The online search was performed on January 11th 2016 in the PubMed, Embase and Cochrane library databases with no restriction for publication date. Medical subject headings (MESH) and text words for gastric and esophageal cancer where combined with those for HER2. Additionally, the reference lists of the included articles were manually screened to identify other relevant publications. The full search strategy is provided in the Supplementary Material (S1).

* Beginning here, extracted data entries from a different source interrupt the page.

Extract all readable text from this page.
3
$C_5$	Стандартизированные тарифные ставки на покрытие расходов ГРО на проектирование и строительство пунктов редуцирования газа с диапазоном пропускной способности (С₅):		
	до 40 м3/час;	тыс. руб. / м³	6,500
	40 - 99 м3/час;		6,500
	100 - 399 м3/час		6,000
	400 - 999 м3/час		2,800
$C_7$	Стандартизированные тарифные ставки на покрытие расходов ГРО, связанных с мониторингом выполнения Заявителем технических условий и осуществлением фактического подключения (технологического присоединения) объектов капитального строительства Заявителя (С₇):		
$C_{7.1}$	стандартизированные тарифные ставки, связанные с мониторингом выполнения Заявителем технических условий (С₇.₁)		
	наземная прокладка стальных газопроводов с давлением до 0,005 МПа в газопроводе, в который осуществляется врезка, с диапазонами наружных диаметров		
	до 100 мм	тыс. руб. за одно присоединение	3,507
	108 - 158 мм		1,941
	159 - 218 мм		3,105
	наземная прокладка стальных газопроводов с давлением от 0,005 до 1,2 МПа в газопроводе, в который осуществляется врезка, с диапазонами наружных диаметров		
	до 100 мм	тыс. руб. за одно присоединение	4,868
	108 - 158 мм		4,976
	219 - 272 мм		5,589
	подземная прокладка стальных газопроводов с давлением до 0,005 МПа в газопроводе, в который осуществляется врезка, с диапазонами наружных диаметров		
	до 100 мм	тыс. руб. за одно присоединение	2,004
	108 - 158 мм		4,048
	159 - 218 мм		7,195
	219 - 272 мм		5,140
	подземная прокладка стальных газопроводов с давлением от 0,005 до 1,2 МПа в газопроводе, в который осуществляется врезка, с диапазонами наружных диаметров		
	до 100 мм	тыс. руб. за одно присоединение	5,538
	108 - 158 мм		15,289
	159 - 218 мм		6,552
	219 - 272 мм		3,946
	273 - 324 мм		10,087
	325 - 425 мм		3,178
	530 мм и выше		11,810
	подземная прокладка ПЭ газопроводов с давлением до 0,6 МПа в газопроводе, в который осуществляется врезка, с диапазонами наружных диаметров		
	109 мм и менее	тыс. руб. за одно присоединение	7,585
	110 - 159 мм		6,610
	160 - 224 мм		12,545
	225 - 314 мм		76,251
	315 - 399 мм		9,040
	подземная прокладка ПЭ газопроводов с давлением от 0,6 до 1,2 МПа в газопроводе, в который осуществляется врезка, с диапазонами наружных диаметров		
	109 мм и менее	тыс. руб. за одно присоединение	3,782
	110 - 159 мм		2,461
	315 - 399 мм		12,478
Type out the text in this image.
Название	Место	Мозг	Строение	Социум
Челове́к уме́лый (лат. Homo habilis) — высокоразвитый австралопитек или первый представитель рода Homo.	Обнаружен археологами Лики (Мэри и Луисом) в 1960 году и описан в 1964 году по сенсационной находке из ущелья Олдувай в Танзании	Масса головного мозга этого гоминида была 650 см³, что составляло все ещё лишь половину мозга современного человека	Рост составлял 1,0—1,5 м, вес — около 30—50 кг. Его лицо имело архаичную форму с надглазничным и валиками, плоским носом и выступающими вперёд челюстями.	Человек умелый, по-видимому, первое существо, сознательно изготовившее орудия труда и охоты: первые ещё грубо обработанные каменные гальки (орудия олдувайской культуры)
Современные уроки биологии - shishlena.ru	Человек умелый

Screening and selection of studies

Two reviewers (AC and LdW) independently screened the references by title and abstract, followed by full-text assessment. Any discrepancies were resolved by discussion until consensus was reached. In case of disagreement between the reviewers, a third reviewer (EtV) acted as in independent arbiter. Studies had to meet the following inclusion criteria: 1. the research population included patients with gastro- and/or esophageal cancer of any disease stage; 2. HER2 status of the tumors had to be determined using IHC and/or an ISH method on the primary tumor and at least one corresponding metastatic site; and 3. number of discordant cases to calculate a discordance rate should be available for extraction. Reviews, case reports, abstracts and phase I studies were excluded. Furthermore, articles without full-text in English were excluded. When articles had overlapping populations, the most recent publication was included. Endnote X7 was used to select and screen the literature.

Data extraction and Outcomes

Data were extracted by two reviewers (LdW and EtV) according to a predefined protocol. All extracted data were double-checked and discrepancies were resolved by discussion with an independent arbiter (AC) until consensus was reached. The following study characteristics were extracted: last name of first author, year of publication and study design. Extracted population characteristics included: number of patients, ethnicity, location of primary tumor (esophageal/gastroesophageal junction (GEJ), gastric), (neo)adjuvant chemo(radio)therapy (previously received or not), type of metastasis (regional or distant metastasis), timing of metastasis (synchronous or metachronous), type of sampling of biopsy and metastasis (resection specimen or biopsy), method to detect HER2 status (IHC/ISH), scoring criteria (according to the Hoffman criteria[3] or other) and number of discordant cases and sample sizes. All articles included were compliant to the Helsinki Declaration of 1975.

Study quality assessment

Two reviewers (AC and EtV) independently evaluated the quality of all included studies. Discrepancies were resolved by discussion with an independent arbiter (LdW). Quality assessment was performed using an adapted version of the REporting recommendations for tumor MARKer prognostic studies (REMARK) criteria for biomarker studies[39]. For each of the seven selected quality criteria one point could be allocated to the article, in case of ambiguity half a point was allocated (Table 1). The sum of these points was used as a measure of the overall study quality. Studies were agreed to meet the quality criteria if at least 5 points were appointed to the study.

Statistical analysis

Discordance rates between the HER2 status in the primary tumor vs. corresponding metastasis for each reported method of HER2 detection were calculated from the number of discordant cases and sample sizes as extracted from the articles, to calculate proportions and 95% Confidence Intervals (95%CI). The data were pooled with random-effect pair-wise meta-analysis to assess the differences in discordance rate between studies using both strict and broad(er) definitions of HER2 status. If multiple cohorts (e.g. with locoregional and with distant metastases) were evaluated in one study, both populations were included in the analyses if there were no overlapping patients. Pair-wise meta-analysis were performed in Review Manager V5. Random-effect single-arm meta-analyses were performed in R version 3.2.3. applying the strict method of HER2 assessment on the following subgroups: gastric, GEJ or esophageal cancer, the prevalence of negative conversion or positive conversion, type of metastasis (regional, distant and synchronous or metachronous). Sensitivity analyses were conducted on: received neoadjuvant therapy, study design, ethnicity and histology. Test heterogeneity was defined as p < 0.05 and I2 > 50%.